Aside from loyal customers, Smith attributed the retained business to an advertising and marketing campaign by Mike Gilliam, director of advertising. The chain used newspaper and other media ads, marketing, direct mail and the Internet.

The Web site — www.foodcity.com — includes video and still camera updates on the store’s progress. For more information on the store or job applications, call the store at (423) 247-4148 or go to the Web site.

What’s next?

A Food City gasoline station, a Gas-N-Go not in the original plans, is also coming to Crown Point before year’s end.

“We were able to buy the property. John Amols had options on part of it,” Smith said. The rest, he added, K-VA-T bought and put together with the first parcel for a half-acre site for the gasoline operation.
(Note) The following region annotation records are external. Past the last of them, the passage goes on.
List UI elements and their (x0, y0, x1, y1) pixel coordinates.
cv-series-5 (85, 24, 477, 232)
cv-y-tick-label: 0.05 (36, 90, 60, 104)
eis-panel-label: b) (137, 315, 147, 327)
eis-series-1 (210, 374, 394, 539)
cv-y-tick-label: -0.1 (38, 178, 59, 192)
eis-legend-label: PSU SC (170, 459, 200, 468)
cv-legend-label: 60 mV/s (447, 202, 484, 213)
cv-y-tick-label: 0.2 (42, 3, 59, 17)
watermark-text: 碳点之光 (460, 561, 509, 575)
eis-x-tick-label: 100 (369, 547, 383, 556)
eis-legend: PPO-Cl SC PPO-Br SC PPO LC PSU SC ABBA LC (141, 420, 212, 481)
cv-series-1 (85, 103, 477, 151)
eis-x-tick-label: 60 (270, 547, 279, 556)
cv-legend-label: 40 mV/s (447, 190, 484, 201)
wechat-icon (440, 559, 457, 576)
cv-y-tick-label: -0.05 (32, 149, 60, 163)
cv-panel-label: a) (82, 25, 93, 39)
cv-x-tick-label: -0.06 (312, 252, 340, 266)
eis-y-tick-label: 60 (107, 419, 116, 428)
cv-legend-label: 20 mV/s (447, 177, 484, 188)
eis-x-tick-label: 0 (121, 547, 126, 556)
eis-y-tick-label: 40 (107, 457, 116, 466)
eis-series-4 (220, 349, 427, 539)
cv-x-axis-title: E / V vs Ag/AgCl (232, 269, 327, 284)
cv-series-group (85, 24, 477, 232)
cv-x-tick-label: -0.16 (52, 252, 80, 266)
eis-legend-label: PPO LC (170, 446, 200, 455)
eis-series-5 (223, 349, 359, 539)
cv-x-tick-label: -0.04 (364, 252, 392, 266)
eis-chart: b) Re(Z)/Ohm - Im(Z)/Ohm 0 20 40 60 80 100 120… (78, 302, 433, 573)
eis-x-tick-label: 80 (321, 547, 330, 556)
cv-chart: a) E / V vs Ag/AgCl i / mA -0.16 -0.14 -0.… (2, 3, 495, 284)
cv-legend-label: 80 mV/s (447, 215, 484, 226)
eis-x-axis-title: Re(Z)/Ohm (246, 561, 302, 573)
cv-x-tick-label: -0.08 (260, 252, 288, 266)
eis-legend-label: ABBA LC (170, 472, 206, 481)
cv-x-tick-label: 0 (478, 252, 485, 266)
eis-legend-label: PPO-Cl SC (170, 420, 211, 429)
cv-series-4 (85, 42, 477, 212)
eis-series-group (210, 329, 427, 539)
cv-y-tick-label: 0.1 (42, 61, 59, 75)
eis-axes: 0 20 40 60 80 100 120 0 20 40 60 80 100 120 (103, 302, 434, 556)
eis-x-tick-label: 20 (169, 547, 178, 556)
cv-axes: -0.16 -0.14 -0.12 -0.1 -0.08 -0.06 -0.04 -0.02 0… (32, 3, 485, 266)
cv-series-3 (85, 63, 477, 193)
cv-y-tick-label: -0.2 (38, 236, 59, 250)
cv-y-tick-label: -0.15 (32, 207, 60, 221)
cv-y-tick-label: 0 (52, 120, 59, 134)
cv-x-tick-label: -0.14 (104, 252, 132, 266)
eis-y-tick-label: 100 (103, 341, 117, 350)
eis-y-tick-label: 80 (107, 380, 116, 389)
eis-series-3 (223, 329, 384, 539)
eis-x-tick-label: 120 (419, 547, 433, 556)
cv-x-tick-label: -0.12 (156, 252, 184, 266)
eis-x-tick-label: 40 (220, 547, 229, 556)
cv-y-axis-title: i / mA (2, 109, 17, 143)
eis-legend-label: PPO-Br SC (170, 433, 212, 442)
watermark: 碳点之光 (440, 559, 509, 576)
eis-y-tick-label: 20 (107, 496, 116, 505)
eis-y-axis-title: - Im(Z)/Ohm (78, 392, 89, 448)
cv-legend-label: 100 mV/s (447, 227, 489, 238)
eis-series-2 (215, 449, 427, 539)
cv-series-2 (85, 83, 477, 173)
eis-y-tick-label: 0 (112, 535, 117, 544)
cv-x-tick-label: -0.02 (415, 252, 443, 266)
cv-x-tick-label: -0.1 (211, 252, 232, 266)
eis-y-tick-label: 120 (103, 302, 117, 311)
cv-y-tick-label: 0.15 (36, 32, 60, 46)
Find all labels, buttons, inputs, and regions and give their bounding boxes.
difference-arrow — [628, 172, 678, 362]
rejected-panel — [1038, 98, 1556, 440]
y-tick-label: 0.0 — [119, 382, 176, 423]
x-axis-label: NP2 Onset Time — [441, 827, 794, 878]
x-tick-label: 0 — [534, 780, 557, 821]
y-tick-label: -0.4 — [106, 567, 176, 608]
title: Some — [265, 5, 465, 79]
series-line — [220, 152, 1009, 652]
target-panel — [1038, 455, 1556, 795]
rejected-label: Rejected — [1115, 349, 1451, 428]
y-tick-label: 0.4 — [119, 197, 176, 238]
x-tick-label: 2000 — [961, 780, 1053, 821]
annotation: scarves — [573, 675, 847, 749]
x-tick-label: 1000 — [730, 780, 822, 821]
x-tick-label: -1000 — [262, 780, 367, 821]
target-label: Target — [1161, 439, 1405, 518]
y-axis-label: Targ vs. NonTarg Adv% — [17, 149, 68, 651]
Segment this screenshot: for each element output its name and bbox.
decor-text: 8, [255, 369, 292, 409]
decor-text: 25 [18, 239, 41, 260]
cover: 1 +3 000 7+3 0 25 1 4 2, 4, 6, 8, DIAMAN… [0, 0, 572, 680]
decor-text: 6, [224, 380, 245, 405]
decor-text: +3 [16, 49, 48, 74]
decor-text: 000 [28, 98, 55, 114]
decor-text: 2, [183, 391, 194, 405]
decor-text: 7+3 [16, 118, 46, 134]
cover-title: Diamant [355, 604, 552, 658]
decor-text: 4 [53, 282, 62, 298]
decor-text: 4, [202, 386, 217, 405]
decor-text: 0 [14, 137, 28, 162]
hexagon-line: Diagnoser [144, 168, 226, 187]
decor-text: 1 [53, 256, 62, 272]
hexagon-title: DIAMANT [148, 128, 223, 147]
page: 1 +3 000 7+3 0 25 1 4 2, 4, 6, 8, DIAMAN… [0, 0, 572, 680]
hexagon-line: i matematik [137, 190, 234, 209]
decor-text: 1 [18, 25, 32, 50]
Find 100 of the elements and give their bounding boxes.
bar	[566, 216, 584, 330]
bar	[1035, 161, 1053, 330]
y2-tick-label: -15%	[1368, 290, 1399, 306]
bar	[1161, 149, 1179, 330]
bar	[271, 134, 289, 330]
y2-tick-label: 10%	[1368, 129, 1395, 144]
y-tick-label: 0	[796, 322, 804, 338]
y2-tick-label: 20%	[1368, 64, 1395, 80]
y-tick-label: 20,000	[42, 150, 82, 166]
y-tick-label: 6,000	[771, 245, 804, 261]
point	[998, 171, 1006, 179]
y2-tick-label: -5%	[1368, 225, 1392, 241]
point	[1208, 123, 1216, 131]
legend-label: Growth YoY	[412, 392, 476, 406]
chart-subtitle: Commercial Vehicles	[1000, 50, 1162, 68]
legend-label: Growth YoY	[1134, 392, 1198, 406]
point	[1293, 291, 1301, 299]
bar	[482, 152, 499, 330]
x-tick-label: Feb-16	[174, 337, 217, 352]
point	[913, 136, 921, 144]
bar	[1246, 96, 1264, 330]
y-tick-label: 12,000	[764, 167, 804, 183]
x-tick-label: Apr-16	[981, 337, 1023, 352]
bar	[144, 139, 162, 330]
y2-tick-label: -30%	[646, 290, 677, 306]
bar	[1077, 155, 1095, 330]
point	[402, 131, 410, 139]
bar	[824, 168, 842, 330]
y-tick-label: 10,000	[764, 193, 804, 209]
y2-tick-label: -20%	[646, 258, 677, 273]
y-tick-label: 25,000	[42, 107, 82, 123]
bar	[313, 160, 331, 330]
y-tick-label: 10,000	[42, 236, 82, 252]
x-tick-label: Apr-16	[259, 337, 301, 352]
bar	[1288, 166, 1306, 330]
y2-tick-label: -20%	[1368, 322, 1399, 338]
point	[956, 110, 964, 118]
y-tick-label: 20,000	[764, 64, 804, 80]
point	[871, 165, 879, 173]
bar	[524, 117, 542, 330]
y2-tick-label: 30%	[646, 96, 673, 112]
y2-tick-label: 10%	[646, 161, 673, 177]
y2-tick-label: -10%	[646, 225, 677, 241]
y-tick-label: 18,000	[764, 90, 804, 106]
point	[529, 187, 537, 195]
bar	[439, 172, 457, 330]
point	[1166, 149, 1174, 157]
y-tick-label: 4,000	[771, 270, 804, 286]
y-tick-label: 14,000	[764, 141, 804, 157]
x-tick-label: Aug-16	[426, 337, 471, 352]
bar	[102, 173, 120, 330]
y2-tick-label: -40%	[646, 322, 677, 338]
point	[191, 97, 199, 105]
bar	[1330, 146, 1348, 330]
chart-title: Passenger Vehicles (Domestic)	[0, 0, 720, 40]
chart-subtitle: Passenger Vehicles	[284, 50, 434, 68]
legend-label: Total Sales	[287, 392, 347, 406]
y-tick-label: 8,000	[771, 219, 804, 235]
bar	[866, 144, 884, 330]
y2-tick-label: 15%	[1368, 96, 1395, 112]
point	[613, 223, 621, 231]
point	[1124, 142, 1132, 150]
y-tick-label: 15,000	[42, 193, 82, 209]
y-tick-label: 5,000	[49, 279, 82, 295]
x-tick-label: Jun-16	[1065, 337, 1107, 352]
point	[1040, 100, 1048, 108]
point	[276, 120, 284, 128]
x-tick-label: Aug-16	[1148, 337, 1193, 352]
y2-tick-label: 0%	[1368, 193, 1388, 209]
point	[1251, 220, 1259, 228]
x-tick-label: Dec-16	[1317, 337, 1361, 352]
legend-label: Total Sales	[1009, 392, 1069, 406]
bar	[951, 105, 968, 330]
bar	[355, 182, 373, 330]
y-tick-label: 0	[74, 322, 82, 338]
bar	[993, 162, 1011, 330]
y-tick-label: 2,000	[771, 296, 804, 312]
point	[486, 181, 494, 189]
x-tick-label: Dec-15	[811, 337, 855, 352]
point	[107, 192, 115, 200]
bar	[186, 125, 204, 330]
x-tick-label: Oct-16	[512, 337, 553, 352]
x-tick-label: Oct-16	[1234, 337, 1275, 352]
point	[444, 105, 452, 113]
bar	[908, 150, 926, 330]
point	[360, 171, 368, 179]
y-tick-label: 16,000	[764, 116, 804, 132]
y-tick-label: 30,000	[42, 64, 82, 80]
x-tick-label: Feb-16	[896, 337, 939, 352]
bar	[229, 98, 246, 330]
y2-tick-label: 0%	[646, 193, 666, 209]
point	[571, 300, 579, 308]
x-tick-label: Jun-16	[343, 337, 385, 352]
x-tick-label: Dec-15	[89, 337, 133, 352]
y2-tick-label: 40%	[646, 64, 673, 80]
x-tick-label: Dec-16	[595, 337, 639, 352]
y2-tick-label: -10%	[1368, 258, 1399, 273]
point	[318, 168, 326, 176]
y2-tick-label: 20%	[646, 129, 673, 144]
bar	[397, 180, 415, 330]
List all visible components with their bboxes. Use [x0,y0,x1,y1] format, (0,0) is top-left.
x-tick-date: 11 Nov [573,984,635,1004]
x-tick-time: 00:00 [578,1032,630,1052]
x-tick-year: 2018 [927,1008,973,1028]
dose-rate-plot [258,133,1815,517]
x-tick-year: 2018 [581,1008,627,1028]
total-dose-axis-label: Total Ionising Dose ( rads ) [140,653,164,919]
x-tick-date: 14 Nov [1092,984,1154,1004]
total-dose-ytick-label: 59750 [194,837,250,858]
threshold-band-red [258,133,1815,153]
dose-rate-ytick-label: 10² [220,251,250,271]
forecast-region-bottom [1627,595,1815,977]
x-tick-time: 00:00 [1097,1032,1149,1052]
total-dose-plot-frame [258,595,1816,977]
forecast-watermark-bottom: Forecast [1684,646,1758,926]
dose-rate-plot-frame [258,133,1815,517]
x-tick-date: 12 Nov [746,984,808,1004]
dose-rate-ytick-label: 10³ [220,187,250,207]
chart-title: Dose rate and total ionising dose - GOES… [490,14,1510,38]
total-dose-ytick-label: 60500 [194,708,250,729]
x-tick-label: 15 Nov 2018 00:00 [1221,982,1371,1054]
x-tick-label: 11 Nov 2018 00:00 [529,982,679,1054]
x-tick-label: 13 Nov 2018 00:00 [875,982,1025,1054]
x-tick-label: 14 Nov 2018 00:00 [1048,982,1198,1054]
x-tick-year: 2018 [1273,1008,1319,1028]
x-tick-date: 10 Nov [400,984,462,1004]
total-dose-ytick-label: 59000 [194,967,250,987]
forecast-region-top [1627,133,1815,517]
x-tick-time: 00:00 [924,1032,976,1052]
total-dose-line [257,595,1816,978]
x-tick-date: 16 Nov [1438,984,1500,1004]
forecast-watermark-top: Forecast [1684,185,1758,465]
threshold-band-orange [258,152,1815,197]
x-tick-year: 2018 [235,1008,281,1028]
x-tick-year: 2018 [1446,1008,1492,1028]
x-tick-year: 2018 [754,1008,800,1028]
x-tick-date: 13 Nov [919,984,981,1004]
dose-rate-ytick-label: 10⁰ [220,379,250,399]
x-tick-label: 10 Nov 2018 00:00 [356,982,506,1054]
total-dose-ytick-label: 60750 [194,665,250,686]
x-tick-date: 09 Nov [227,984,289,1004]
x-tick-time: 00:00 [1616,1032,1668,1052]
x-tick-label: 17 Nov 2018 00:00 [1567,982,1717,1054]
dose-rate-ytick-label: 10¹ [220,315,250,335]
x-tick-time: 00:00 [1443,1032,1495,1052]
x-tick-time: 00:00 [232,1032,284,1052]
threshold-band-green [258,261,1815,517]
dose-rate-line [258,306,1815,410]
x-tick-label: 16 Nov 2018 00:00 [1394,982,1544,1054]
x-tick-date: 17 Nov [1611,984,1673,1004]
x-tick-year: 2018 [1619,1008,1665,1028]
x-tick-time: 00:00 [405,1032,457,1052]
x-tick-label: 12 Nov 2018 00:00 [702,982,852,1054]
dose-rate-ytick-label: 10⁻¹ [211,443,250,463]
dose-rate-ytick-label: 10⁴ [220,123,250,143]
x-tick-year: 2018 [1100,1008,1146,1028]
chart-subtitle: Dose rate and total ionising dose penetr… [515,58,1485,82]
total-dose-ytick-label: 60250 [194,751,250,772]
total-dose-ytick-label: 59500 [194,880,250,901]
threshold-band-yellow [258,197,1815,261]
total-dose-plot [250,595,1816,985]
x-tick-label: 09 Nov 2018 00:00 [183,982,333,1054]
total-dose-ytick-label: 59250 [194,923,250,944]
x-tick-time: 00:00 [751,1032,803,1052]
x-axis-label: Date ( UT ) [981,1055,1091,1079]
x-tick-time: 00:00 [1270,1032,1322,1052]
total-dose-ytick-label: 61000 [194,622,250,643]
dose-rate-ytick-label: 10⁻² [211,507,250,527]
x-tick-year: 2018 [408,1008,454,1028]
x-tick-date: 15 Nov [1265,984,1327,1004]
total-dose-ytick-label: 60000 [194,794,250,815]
“We hope to have it (Gas-N-Go) operating by the second week in December,” Smith said.

Assistant City Manager for Development Jeff Fleming and Amols pointed out that the Gas-N-Go is being developed without TIF, calling it a spin-off project.

“I’m hopeful there will be additional redevelopment around Crown Point,” Amols said. That could include the neighboring Southland and Green Acres shopping centers, as well as buildings fronting Fort Henry Drive between Regions Bank and the Gas-N-Go.

However, Smith and Moore said that at the core, Food City is first and foremost about groceries, a business in his family’s blood since Jack Smith got into it in 1955.

Smith recalled that when his father was 59, when many people would be eyeing retirement, the chain grew from 11 to 31 stores when it bought out the Food City stores and picked up its employees, including store manager Moore.

“Our slogan is the Food Experts, and that’s what we do best,” Smith said.